The number of homes that went pending in January, a leading indicator of future sales, fell 9.5 percent year over year, according to data released Friday by the National Association of Realtors.

New home transactions continued to sag in January, with fewer homes pending sales than a month earlier.

Home contracts signed last month clocked in at 5.7 percent lower than in December, and 9.5 percent lower than January 2021, according to pending-home sales data released Friday by the National Association of Realtors. 

The market has now undergone a three-month decline in the number of pending agreements between buyers and sellers, a leading indicator of how many home sales may be finalized in the coming weeks.

In a news release accompanying the report, NAR Chief Economist Lawrence Yun said that conditions remain tough for buyers. A combination of factors could make the market even less appetizing for them going forward, he added.

“Given the situation in the market — mortgages, home costs and inventory — it would not be surprising to see a retreat in housing demand,” Yun said in a statement.

Forecasters for Fannie Mae largely concur, expecting the sale of existing homes to fall by 4.6 percent this year even as a 15 percent rise in new home sales offsets part of that difference, according to Fannie Mae’s latest report. 

The overall change in sales for new and existing homes would amount to a 2.4 percent drop in transactions, by Fannie Mae’s calculations.

To some extent a decline in activity was expected, as the boom in home demand during the pandemic was driven in part by some short-term factors that were unlikely to go on forever. 

After mortgage rates reached their lowest levels ever in January of 2021, they started to rise again, and are expected to continue climbing for the foreseeable future. 
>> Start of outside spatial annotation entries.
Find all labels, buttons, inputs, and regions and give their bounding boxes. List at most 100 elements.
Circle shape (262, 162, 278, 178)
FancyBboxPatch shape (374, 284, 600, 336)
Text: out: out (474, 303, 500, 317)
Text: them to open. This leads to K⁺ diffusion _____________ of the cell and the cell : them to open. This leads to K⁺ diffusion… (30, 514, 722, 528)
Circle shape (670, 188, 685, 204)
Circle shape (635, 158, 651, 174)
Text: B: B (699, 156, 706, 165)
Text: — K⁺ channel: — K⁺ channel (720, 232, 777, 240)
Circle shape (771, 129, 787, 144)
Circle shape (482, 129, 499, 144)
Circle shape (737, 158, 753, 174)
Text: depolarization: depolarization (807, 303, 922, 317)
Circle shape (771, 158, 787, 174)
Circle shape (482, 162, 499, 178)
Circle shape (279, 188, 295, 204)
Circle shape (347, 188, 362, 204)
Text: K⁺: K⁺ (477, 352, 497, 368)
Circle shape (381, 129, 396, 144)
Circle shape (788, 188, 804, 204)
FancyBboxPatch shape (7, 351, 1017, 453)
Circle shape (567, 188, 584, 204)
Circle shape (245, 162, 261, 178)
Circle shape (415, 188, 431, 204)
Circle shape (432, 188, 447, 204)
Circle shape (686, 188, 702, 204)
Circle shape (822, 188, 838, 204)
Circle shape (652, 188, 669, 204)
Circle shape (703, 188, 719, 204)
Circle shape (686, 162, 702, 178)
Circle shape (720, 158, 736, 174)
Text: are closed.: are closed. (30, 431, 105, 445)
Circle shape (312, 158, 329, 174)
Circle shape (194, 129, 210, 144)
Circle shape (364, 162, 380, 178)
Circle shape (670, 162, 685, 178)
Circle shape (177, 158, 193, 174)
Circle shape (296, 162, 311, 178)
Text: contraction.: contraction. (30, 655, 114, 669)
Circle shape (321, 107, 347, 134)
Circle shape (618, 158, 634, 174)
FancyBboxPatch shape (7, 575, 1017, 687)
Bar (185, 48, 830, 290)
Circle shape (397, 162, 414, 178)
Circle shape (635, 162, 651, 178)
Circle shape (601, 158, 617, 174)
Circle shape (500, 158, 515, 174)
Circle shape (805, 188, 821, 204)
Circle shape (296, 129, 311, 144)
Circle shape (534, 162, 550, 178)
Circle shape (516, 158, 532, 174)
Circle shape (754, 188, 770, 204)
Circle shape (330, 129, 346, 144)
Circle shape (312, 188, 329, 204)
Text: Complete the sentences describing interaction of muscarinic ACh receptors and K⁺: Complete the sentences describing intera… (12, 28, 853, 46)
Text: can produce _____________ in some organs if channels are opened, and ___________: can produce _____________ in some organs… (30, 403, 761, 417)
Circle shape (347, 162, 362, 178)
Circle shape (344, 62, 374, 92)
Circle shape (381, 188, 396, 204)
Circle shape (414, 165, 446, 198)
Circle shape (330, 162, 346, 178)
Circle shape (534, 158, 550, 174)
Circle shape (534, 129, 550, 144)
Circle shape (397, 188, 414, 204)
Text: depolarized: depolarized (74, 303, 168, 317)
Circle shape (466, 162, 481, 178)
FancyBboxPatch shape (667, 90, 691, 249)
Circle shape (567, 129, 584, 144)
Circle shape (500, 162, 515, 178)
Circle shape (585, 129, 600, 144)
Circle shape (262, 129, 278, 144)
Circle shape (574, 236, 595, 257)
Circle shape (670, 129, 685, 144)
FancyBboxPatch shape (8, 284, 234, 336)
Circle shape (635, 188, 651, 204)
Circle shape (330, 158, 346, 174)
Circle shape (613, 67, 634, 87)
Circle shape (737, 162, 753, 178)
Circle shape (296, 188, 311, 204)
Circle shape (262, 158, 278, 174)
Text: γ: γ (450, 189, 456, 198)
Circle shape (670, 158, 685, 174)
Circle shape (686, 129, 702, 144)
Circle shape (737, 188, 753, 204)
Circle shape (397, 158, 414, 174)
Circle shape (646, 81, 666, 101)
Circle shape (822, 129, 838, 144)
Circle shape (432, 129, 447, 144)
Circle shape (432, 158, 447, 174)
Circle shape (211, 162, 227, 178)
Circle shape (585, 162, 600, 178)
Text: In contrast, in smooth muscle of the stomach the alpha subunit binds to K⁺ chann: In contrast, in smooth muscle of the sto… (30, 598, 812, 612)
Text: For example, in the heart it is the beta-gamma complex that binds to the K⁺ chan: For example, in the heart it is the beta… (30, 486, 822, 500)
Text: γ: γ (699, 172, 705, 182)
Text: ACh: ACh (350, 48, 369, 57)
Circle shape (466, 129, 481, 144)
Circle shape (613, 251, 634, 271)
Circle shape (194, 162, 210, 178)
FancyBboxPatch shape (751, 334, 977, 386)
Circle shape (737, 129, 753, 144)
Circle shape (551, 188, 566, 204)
Stimulus money from the government’s COVID-19 relief packages that some Americans used to help with down payments may be drying up.

And the combination of rising prices and interest rates has been pushing mortgage payments into less affordable territory, unlike what played out during the first year of the pandemic. Yun points out that this is likely to continue with the Federal Reserve’s asset-purchase program set to end in March.

But there are factors that complicate these projections, Yun said, from the Fed’s response to inflation to the economic spillover from Russia’s ongoing invasion of Ukraine.

“There’s also the possibility that investors may flee toward safer U.S. Treasury bonds, which may result in temporary short-term relief to interest rates,” Yun said in the release.

But even if as the market continues to cool somewhat, transactions remain well above normal levels for the time being.

NAR’s Pending-Home Sales Index remained at 109.5 in January, signifying higher contract activity than the baseline activity level of 100 from 2001.

Of the four main U.S. regions, the West was the only area to post an increase in pending-home sales from December to January, with 1.5 percent more homes going pending.

But all four regions were down year over year, and the Northeast saw the greatest monthly scaleback in buyers going under contract. 

Northeastern states saw a 12 percent monthly decline in pending-home sales in January. NAR’s pending sales index fell by approximately 6 percent in both the Midwest and the South.